The average baseline (prior to ablation) SF-36 score was 64 increasing to 81 three months after the procedure and maintaining this level at the 1- and 2-year marks. The physical component score of SF-36 increased from 59 to 76 and the mental component score rose from 65 to 80. The increase in these scores was somewhat less for patients experiencing recurrences and significantly less for those still taking antiarrhythmics. Improvement in QoL was also significantly less for afibbers who remained on warfarin. Frequency of common AF symptoms as measured by MAFSI decreased from 14 prior to the ablation to 5 following. Symptoms improvements were particularly marked in the case of palpitations, tiredness, and ability to exercise. The degree of improvement in symptoms as measured with the MAFSI scale depended highly on ablation outcome. In the case of complete success (no AF, no antiarrhythmics) the improvement averaged 9.5 points as compared to only 5.6 points among participants still needing antiarrhythmics for control, and 3.4 points among those experiencing AF recurrence. Being on warfarin 2 years following ablation reduced SF-36 score by an average of 10 points, while being obese reduced it by 6.8 points. A total of 43 patients experienced major procedural complications. These, somewhat surprisingly, did not affect QoL at 2 years post-procedure.
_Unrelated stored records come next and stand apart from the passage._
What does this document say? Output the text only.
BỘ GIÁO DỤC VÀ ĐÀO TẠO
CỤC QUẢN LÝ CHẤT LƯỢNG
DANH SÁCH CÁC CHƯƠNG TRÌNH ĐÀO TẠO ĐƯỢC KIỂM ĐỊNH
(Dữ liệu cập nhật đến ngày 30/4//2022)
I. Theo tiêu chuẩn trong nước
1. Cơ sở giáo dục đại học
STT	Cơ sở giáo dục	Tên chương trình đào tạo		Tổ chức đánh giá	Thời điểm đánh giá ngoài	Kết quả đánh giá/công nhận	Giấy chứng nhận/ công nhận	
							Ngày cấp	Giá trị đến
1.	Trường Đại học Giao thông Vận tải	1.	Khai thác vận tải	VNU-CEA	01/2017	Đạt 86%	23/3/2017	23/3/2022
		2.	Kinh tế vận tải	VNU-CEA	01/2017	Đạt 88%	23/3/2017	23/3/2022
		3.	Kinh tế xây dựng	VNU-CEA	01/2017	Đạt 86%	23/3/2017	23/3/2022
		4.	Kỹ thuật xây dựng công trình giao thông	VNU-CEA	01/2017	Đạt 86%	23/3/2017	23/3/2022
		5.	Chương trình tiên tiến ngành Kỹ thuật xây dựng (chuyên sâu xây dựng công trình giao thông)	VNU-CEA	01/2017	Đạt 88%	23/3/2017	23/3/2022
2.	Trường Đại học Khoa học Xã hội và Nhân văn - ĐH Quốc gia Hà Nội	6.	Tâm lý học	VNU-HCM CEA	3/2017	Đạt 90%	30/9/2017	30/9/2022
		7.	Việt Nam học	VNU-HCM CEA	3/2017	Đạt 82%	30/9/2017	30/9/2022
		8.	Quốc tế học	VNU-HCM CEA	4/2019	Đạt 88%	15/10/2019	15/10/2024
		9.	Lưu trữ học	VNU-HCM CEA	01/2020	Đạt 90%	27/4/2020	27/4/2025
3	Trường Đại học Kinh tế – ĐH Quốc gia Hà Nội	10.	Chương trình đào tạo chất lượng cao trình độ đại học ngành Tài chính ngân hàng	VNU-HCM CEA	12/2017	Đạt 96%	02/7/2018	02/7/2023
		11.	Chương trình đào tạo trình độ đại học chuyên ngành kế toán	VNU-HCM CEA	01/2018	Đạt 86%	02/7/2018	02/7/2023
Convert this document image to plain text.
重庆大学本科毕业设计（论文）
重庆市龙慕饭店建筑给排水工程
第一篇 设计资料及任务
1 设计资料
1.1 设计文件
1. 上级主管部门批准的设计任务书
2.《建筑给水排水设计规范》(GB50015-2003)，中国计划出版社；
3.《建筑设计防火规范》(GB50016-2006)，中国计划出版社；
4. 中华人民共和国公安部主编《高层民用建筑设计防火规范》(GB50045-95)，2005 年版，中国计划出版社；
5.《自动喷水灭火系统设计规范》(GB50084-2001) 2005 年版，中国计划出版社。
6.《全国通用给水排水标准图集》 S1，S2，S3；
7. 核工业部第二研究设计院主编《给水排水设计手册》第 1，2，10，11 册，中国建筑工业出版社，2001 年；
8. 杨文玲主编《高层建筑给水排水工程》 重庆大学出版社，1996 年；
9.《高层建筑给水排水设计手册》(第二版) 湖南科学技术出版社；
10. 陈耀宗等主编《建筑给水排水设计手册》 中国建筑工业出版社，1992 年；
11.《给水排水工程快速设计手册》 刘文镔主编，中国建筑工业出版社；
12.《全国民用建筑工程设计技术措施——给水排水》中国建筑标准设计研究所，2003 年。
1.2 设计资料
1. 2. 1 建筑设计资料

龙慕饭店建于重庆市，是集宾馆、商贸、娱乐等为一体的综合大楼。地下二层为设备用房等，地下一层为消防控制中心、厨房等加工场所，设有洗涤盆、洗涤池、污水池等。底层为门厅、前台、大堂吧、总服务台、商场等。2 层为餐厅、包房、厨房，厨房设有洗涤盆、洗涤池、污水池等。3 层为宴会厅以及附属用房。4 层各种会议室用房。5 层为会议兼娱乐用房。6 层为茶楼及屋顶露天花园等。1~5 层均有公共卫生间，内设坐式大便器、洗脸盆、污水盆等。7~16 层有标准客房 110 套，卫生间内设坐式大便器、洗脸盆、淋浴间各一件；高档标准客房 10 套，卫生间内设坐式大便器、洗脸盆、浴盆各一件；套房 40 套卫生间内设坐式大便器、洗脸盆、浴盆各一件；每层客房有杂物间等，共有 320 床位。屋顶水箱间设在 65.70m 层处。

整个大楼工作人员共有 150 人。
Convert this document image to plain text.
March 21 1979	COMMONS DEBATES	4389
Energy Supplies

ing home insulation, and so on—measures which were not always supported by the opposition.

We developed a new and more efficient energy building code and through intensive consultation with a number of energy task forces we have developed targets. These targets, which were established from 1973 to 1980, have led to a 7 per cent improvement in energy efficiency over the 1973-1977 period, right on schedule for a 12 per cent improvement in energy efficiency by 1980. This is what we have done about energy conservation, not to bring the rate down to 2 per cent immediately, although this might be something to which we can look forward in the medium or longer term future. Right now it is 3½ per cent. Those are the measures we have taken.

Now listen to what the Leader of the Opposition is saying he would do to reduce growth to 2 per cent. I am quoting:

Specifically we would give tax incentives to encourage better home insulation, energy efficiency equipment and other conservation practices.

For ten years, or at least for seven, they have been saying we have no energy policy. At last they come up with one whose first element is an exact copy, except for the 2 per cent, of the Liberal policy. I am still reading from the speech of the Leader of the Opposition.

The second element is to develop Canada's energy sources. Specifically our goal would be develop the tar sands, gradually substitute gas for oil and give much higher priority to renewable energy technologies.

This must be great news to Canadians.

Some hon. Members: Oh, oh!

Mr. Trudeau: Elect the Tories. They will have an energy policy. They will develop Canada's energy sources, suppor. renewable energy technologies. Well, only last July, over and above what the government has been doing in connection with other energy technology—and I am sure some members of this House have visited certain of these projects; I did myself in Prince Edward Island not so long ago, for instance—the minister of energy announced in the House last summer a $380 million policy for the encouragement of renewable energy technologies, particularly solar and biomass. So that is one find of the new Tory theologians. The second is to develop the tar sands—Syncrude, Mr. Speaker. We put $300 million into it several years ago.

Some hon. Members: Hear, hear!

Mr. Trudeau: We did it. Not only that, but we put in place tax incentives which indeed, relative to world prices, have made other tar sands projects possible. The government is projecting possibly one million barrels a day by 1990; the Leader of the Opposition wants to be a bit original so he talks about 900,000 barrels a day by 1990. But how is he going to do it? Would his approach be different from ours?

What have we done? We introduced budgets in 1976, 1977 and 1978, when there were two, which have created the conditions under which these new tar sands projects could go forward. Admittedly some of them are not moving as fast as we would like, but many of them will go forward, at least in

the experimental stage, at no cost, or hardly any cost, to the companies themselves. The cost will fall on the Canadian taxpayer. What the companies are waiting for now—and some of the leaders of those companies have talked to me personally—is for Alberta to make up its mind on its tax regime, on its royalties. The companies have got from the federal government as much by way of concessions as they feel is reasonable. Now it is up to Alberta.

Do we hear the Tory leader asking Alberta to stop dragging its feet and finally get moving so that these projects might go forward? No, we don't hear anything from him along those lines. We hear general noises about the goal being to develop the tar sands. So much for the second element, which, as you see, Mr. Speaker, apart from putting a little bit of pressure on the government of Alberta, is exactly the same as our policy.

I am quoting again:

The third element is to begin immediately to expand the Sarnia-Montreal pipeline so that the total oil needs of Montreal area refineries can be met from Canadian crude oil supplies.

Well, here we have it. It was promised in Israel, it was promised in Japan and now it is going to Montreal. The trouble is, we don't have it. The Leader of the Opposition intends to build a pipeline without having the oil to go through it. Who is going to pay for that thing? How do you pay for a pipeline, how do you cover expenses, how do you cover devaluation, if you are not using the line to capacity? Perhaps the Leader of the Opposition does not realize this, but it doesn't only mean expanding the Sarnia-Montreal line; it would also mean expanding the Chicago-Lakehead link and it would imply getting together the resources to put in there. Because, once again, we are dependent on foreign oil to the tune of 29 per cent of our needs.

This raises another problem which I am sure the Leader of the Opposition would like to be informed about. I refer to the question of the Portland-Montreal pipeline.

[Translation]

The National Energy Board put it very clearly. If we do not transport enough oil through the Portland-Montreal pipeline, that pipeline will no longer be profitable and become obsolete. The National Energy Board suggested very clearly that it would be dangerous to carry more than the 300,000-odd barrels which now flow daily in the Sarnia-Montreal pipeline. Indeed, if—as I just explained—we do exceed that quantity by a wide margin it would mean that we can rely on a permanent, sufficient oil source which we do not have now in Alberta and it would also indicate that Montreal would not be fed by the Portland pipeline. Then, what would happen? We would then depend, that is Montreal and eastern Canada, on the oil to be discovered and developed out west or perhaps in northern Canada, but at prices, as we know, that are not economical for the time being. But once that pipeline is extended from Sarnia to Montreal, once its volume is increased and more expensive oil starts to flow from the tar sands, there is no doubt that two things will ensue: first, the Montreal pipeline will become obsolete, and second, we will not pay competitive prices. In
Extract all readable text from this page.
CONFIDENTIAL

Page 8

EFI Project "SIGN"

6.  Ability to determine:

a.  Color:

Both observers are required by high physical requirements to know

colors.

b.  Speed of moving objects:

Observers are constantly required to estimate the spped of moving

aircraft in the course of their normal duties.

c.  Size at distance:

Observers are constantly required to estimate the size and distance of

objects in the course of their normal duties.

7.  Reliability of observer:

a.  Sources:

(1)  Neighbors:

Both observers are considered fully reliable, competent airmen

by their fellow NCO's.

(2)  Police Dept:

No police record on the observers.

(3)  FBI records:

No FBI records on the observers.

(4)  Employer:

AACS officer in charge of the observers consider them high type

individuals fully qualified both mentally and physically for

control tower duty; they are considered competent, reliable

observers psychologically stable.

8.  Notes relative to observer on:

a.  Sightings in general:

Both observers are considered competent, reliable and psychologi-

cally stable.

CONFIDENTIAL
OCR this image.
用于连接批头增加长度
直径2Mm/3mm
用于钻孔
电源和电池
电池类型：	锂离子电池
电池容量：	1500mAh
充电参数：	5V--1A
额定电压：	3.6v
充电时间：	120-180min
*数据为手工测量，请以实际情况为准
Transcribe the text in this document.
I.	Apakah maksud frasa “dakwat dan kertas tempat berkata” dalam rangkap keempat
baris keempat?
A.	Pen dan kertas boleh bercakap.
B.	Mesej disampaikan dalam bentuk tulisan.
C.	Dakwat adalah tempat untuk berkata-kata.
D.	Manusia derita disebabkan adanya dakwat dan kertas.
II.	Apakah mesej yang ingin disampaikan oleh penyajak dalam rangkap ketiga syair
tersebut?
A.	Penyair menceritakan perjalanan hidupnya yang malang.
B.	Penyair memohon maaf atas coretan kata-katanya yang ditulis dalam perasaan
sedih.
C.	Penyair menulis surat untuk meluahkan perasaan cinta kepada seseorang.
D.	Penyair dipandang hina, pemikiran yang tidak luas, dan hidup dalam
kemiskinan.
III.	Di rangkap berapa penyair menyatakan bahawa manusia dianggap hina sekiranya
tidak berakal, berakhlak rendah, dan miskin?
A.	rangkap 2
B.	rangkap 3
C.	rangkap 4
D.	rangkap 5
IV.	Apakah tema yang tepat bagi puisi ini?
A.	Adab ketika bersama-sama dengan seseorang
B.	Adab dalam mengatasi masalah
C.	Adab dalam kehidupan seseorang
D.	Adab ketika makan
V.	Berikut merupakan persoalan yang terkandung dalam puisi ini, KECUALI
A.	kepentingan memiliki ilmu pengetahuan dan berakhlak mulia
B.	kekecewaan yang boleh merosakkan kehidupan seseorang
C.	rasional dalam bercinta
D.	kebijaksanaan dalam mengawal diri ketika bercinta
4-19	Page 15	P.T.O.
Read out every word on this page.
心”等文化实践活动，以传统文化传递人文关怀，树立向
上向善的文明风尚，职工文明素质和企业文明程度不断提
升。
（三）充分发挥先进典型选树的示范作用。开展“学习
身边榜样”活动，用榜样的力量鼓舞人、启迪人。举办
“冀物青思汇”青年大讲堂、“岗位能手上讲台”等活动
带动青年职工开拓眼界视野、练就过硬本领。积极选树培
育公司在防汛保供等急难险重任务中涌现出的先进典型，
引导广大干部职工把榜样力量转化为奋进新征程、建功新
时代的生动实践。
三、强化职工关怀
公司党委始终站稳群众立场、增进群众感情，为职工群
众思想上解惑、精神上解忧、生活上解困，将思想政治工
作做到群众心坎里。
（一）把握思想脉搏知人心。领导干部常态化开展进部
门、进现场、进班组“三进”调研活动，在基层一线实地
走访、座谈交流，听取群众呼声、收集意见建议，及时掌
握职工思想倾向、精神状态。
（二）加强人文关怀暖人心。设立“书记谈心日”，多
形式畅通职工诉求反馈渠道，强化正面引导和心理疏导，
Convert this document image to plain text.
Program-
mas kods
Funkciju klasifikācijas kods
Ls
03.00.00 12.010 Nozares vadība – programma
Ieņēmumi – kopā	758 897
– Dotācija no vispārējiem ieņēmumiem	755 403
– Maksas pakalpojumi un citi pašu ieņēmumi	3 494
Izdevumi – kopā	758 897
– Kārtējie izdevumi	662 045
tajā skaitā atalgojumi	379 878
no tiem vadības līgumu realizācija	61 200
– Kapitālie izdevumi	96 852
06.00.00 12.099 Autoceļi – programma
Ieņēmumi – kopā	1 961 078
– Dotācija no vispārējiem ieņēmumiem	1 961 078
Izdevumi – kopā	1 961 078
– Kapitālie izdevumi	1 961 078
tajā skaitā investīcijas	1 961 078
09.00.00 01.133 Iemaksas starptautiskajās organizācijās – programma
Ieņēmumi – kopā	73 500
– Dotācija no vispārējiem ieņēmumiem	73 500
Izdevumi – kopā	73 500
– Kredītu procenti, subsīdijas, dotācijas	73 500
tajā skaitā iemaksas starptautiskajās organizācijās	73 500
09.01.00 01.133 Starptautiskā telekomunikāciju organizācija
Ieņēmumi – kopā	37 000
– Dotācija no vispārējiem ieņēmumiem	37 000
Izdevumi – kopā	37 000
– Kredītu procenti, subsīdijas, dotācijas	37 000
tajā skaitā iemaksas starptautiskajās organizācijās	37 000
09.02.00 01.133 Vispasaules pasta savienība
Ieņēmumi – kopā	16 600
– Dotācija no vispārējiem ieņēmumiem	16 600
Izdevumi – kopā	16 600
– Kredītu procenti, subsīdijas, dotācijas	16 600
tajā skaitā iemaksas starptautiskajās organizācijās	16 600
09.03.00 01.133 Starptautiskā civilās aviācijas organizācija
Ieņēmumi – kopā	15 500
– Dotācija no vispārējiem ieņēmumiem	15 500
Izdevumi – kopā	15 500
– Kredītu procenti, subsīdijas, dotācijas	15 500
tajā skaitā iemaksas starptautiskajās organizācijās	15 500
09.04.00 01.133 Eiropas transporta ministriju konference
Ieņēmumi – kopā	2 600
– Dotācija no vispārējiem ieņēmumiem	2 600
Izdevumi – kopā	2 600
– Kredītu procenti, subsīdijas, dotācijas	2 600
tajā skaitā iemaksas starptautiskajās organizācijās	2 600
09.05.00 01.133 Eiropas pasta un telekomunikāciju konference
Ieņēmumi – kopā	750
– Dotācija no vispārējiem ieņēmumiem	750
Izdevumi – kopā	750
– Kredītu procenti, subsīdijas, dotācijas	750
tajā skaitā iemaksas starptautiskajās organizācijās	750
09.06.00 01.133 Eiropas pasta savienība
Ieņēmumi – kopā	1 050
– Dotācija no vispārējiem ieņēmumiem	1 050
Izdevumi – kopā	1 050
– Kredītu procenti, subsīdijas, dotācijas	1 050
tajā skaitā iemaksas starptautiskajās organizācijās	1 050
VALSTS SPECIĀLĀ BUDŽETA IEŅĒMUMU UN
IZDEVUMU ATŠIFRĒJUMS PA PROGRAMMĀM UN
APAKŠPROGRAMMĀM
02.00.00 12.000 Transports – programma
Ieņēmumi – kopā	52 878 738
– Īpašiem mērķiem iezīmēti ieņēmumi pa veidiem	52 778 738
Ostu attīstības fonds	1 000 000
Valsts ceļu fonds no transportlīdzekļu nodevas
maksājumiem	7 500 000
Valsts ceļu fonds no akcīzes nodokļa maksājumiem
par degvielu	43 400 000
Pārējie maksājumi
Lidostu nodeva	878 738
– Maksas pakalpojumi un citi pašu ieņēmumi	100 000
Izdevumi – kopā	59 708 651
Wokhlu, A, et al. Long-term quality of life after ablation of atrial fibrillation. Journal of the American College of Cardiology, Vol. 55, No. 21, May 25, 2010, pp. 2308-16
Editor's comment: The conclusion of the Mayo Clinic study that a RF ablation improves QoL to some extent irrespective of outcome supports the conclusion from our 2007 Ablation/Maze Survey. "Considering quality of life improvement rather than strictly success or failure of RF ablation procedures, it becomes clear that even a failed ablation may improve life quality. The average complete success rate found in this survey (after an average 1.3 procedures) is 54%. Adding to this partial success (where afib is kept at bay with antiarrhythmics) brings the percentage of afibbers whose lives have been improved through RF ablation to 65%. Further considering that about 70% of ablatees whose procedure failed still reduced their afib burden by at least 50% brings one to the conclusion that RF ablation, whether successful or not, is likely to improve quality of life in close to 90% of those undergoing the procedure. A significant portion of the remaining 10% may, however, see a worsening of their condition or may experience a serious adverse event."